If branded logos, headers and other graphics require the user to do significant scrolling, it can detract from the experience and bury important content. Make sure that the artwork you choose to highlight fits the screen appropriately.
7. Failing to Test
Many UX design mistakes could be avoided with proper testing. That’s because there is more than one way to create a quality user experience. You’ll only know for sure which graphics, content, calls to action, forms or any other aspect of the experience work best for your users by testing them.
When you A/B test, make sure you only look at one issue at a time. If you introduce too many variables, it’s impossible to know what’s responsible for any changes.
8. Low Contrast
Readability is critical for any website or piece of software. If the contrast between the font and the background is too low, it becomes impossible to make sense of the message. This takes on even more importance if your audience is older.
UX design mistakes like this one are easy to fix. Try out a variety of color and font combinations and ask friends or colleagues for feedback on which ones are easiest to read.

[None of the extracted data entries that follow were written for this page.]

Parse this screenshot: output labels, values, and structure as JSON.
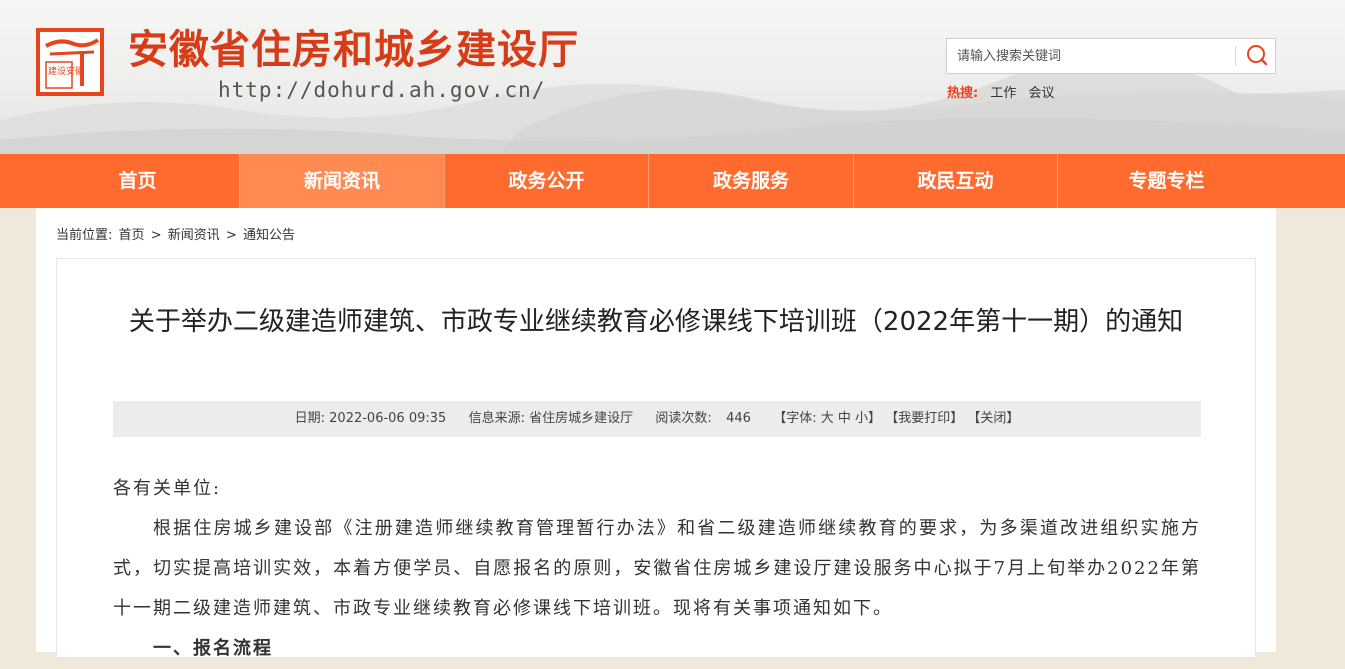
{
  "header": {
    "site_title": "安徽省住房和城乡建设厅",
    "site_url": "http://dohurd.ah.gov.cn/",
    "logo_text": "建设安徽"
  },
  "search": {
    "placeholder": "请输入搜索关键词",
    "button_icon": "search-icon"
  },
  "hot": {
    "label": "热搜:",
    "links": [
      "工作",
      "会议"
    ]
  },
  "nav": {
    "items": [
      {
        "label": "首页"
      },
      {
        "label": "新闻资讯"
      },
      {
        "label": "政务公开"
      },
      {
        "label": "政务服务"
      },
      {
        "label": "政民互动"
      },
      {
        "label": "专题专栏"
      }
    ],
    "active_index": 1
  },
  "breadcrumb": {
    "prefix": "当前位置:",
    "items": [
      "首页",
      "新闻资讯",
      "通知公告"
    ],
    "separator": ">"
  },
  "article": {
    "title": "关于举办二级建造师建筑、市政专业继续教育必修课线下培训班（2022年第十一期）的通知",
    "meta": {
      "date_label": "日期:",
      "date": "2022-06-06 09:35",
      "source_label": "信息来源:",
      "source": "省住房城乡建设厅",
      "views_label": "阅读次数:",
      "views": "446",
      "font_label": "【字体:",
      "font_large": "大",
      "font_medium": "中",
      "font_small": "小】",
      "print": "【我要打印】",
      "close": "【关闭】"
    },
    "salutation": "各有关单位:",
    "paragraph1": "根据住房城乡建设部《注册建造师继续教育管理暂行办法》和省二级建造师继续教育的要求，为多渠道改进组织实施方式，切实提高培训实效，本着方便学员、自愿报名的原则，安徽省住房城乡建设厅建设服务中心拟于7月上旬举办2022年第十一期二级建造师建筑、市政专业继续教育必修课线下培训班。现将有关事项通知如下。",
    "section1": "一、报名流程"
  },
  "colors": {
    "brand_red": "#d63c17",
    "nav_orange": "#ff6b2e",
    "nav_active": "#ff8a52"
  }
}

9. Too Many Clicks to Take Action
Your users come to your site or download your app because they want something. If the path to what they’re looking for isn’t immediately obvious, that’s a problem. If they have to go searching through pages and sub menus before they find what they want, they may just give up.
Make sure that what they want is never more than a click or two away. This clarity makes all the difference in the world when it comes to getting your customer to act.
10. A Form with Too Many Questions
Sometimes your customer is in a hurry. They want to buy, download, or subscribe but the process is convoluted. It might be a good idea to take a look at the forms you’re asking them to fill out.
For instance, if nothing is being mailed or shipped, you probably don’t need a mandatory address field on your form. Perhaps you’ll ask a few questions to qualify your leads. But the shorter you can keep it, the more likely they are to fill it out. Make sure that everything you’re asking for is necessary.
11. Frequent Changes
Your website or app is an extension of your brand. Its design and performance will reflect either positively or negatively on your company. There is nothing wrong with testing features to see what brings you better results. However, when significant elements of the design change on a frequent basis, it can be a source of frustration for users.
This is especially true if the location of key features shuffle around. Maintaining a consistent look and feel gives your users a sense of stability.
Audit & Iterate: What You Think Is Working Might Actually Be Failing
Guilty of committing one or more of the above UX crimes? It may be time to do a design audit.
The list we’ve provided outlines the bare minimum requirements. But if you really want to create something that “wow”s, test your product with actual or potential users and implement their feedback. User research is the only way to know for sure what works and what doesn’t.